The bill comes after a year-long investigation by Reuters wherein it found that software makers had allowed a Russian defense agency to hunt for vulnerabilities in software, many of which are deeply embedded in some of the most sensitive parts of the U.S. government, including in intelligence agencies, the Pentagon and the FBI.

According to security experts, since Russian authorities were given access to the source code, it could provide them with a trove of vulnerabilities which could enable them to compromise critical systems that protect the U.S.

According to Senator Jeanne Shaheen, the new source code disclosure rules have been included in the Senate version of the National Defense Authorization Act as well as in the Pentagon’s spending bill.

Details of bill, which passed the committee 25-2, have not yet been made public.

The proposed legislation will need to pass a full senate vote and will have to be reconciled with a House version before it can be signed into law.

Once it becomes law, it would require companies that do business with the U.S. military to disclose source code reviews, if any, done by a third party.

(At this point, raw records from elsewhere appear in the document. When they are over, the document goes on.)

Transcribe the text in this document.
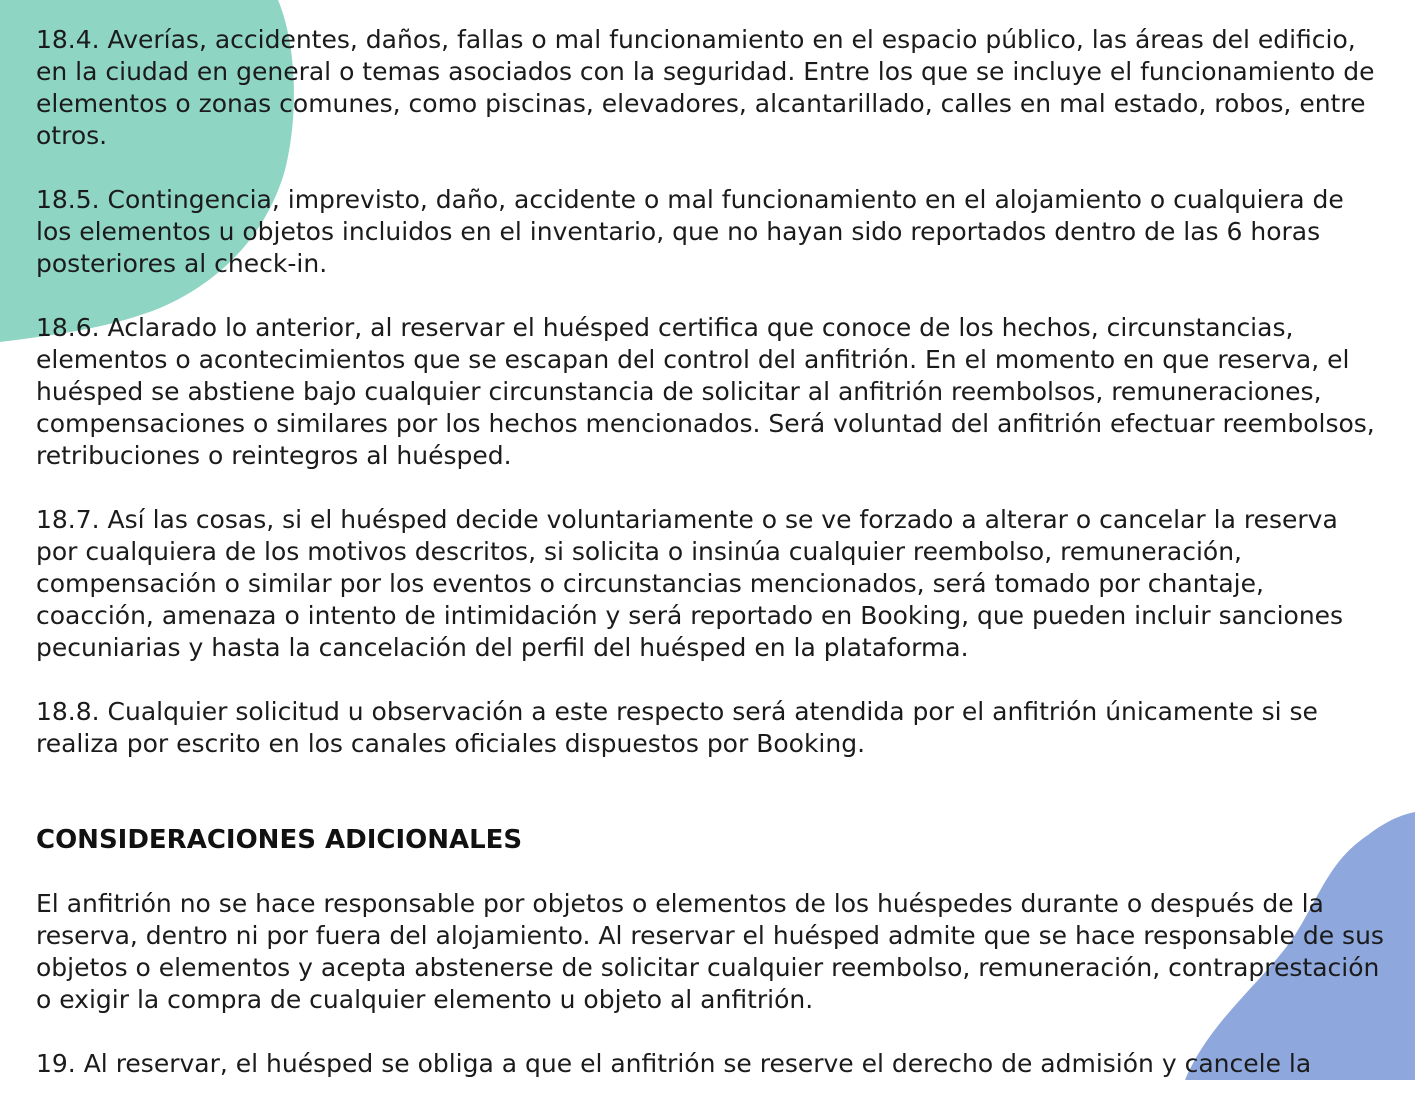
18.4. Averías, accidentes, daños, fallas o mal funcionamiento en el espacio público, las áreas del edificio, en la ciudad en general o temas asociados con la seguridad. Entre los que se incluye el funcionamiento de elementos o zonas comunes, como piscinas, elevadores, alcantarillado, calles en mal estado, robos, entre otros.

18.5. Contingencia, imprevisto, daño, accidente o mal funcionamiento en el alojamiento o cualquiera de los elementos u objetos incluidos en el inventario, que no hayan sido reportados dentro de las 6 horas posteriores al check-in.

18.6. Aclarado lo anterior, al reservar el huésped certifica que conoce de los hechos, circunstancias, elementos o acontecimientos que se escapan del control del anfitrión. En el momento en que reserva, el huésped se abstiene bajo cualquier circunstancia de solicitar al anfitrión reembolsos, remuneraciones, compensaciones o similares por los hechos mencionados. Será voluntad del anfitrión efectuar reembolsos, retribuciones o reintegros al huésped.

18.7. Así las cosas, si el huésped decide voluntariamente o se ve forzado a alterar o cancelar la reserva por cualquiera de los motivos descritos, si solicita o insinúa cualquier reembolso, remuneración, compensación o similar por los eventos o circunstancias mencionados, será tomado por chantaje, coacción, amenaza o intento de intimidación y será reportado en Booking, que pueden incluir sanciones pecuniarias y hasta la cancelación del perfil del huésped en la plataforma.

18.8. Cualquier solicitud u observación a este respecto será atendida por el anfitrión únicamente si se realiza por escrito en los canales oficiales dispuestos por Booking.

CONSIDERACIONES ADICIONALES

El anfitrión no se hace responsable por objetos o elementos de los huéspedes durante o después de la reserva, dentro ni por fuera del alojamiento. Al reservar el huésped admite que se hace responsable de sus objetos o elementos y acepta abstenerse de solicitar cualquier reembolso, remuneración, contraprestación o exigir la compra de cualquier elemento u objeto al anfitrión.

19. Al reservar, el huésped se obliga a que el anfitrión se reserve el derecho de admisión y cancele la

If the source code review is deemed as a risk by the Pentagon, the software company along with military officials will have to agree on how to contain the threats.

Details of foreign source code reviews, along with the steps the software company decides to mitigate the risks from such review, would be stored in a database accessible to military officials.

For the majority of products, the notifications will mostly apply to countries that are deemed as cybersecurity threats, including China and Russia.

Tech companies that have allowed their source code to be reviewed by Russian agencies include Hewlett Packard Enterprise Co, McAfee and SAP.